Session Information
01 SES 16 B, Teacher Leadership and Professional Agency
Paper Session
Contribution
Examples of teachers designing and organizing learning and professional development initiatives beyond their own schools have been noted internationally. Research has paid attention to the leadership the teachers’ activities present (Boylan, 2018), to the complex, multi-level and multi-dimensional nature of teachers’ learning (Korthagen, 2017), to the motivations driving teachers’ search for learning and professional development opportunities (Appova, Arbaugh , 2018; Louws et al, 2017) etc. This form of professional agency needs further undersanding, along with the learning that it proposes and what could be done to support both.

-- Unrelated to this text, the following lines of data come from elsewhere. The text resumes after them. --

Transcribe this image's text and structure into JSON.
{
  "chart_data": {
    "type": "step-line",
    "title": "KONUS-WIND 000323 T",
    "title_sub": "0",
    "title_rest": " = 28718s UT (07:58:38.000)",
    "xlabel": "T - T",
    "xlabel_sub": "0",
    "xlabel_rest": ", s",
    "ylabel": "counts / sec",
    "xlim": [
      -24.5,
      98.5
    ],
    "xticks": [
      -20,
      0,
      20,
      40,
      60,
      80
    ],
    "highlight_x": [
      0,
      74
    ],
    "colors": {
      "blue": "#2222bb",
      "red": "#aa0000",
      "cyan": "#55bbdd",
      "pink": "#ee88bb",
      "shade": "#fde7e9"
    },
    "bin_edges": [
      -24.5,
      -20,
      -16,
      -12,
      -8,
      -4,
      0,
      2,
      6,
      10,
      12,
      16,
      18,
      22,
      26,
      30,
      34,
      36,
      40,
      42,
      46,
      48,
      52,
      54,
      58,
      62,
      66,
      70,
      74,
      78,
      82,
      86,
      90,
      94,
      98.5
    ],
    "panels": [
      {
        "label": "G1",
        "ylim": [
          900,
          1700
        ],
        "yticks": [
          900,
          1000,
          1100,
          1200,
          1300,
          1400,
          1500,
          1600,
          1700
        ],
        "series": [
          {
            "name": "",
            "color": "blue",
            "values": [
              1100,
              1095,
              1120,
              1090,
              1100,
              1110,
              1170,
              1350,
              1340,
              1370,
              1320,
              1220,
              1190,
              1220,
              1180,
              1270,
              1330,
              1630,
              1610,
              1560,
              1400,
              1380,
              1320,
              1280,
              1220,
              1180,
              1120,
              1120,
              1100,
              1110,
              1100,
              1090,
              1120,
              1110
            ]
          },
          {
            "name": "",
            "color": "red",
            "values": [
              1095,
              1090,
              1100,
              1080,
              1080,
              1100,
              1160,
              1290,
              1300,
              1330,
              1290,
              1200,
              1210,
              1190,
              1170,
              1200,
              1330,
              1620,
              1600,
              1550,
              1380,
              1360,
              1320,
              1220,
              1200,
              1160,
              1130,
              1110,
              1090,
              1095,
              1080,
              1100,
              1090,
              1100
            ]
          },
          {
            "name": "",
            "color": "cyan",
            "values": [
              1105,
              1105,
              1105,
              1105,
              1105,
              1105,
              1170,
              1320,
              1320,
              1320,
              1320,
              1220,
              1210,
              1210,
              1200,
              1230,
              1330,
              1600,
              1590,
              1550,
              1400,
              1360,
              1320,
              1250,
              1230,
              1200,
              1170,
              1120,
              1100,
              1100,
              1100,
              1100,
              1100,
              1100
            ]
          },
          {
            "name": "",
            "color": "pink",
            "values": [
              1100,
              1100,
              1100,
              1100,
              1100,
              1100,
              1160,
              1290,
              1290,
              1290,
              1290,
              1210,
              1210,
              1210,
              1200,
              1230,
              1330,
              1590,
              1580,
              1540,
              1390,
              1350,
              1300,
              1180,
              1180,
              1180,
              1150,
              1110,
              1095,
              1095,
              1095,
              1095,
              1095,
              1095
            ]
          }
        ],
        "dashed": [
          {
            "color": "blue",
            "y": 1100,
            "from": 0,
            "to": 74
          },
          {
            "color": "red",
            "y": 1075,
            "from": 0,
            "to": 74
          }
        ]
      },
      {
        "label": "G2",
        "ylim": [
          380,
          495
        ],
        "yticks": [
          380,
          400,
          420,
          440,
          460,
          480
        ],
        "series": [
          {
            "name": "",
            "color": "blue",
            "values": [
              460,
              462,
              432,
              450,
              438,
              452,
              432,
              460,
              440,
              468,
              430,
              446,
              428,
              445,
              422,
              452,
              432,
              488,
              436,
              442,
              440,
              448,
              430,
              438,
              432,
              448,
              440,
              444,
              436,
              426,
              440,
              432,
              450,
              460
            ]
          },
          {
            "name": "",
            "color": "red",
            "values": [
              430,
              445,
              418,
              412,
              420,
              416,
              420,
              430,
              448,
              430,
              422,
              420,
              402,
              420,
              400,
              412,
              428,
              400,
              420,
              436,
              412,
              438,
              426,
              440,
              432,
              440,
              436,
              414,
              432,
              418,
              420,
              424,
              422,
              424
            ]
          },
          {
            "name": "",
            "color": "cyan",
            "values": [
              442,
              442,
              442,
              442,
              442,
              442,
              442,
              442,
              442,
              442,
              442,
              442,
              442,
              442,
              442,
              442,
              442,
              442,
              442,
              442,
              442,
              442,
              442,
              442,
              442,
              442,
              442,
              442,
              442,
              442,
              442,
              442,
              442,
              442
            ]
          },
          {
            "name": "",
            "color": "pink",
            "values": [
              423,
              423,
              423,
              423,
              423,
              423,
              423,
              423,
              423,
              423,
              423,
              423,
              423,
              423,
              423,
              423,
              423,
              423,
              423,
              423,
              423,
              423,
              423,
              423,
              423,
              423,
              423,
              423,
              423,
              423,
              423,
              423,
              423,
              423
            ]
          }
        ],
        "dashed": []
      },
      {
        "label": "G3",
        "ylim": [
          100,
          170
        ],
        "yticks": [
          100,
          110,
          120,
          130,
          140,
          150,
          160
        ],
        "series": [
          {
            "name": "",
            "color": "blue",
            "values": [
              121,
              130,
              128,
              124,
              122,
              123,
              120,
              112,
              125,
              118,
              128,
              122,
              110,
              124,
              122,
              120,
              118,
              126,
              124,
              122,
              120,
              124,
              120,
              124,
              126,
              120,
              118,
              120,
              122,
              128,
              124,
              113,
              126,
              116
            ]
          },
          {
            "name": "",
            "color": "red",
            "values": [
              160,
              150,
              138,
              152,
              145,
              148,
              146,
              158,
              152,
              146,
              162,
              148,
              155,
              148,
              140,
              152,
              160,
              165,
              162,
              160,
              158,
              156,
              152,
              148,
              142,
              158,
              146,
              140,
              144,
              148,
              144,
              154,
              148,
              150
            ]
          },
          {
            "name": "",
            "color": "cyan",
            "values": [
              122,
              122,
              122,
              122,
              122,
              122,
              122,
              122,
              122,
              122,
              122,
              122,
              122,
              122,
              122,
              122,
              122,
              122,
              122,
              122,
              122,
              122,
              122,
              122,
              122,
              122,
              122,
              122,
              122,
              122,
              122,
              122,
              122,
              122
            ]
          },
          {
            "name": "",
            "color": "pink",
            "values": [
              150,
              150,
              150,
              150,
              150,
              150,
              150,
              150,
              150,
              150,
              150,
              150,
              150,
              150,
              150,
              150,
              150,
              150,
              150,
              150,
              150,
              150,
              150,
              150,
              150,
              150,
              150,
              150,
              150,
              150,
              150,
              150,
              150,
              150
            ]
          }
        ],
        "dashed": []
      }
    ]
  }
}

This is a report on the initial findings of a study aming at understanding learning and professional agency in the various forms of activity designed by teachers for their peers, and following routes alternative to the mainstream offers for continuing professional development and learning.
Method
Data in the proposed study is to be collected over the duration of two years starting Jannuary 2019, and following the activites designed by two teachers promoting professional learning and development tailored to the needs of various categories of professionals in education. Data is to be collected through questionnaires, interviews and written reflections, observations, analysis of video-recordings of classroom activites carried by attendees at the professional learning and develpment activities. The estimated number of participants in the study is set to reach 800 teachers from Romania, including the teachers promoting learning activities and the teachers attending them. This presentation reports on the initial findings from interviews and questionnaires with 120 teachers.
Expected Outcomes
Prompting a reading of their own of what is needed, what can be done and by whom when it comes to teachers’ professional learning and development, some teachers position as pro-active designers of professional learning and development trajectories, taking responsibility for creating learning opportunities beyond their school. There is a need to understand what drives the decision to exercise such form of professional agency along with what are those attending the proposed activities experiencing as ‚professional learning and development’. Initial findings in this study indicate that what prompts teachers to search for learning and professional development opportunities outside the mainstream offer of universities, various governmental bodies, etc. are professional concerns associated with curriculum and instruction; the aim of what is being offered as a learning experience is to meet beneficiaries individual concerns, and not at all focused on whole school/ organization development and learning.
References
Appova, A., Arbaugh, F. (2018) Teachers’ motivation to learn: implications for supporting professional growth. Professional Development in Education, 44 (1), 5-21. Boylan, M. (2018). Enabling adaptive system leadership: teachers leading professional development. Educational Management Administration & Leadership, 46 (1), 86-106. Korthagen, F. (2017). Inconvenient truths about teacher learning: towards professional development 3.0, Teachers and Teaching, 23 (4), 387-405.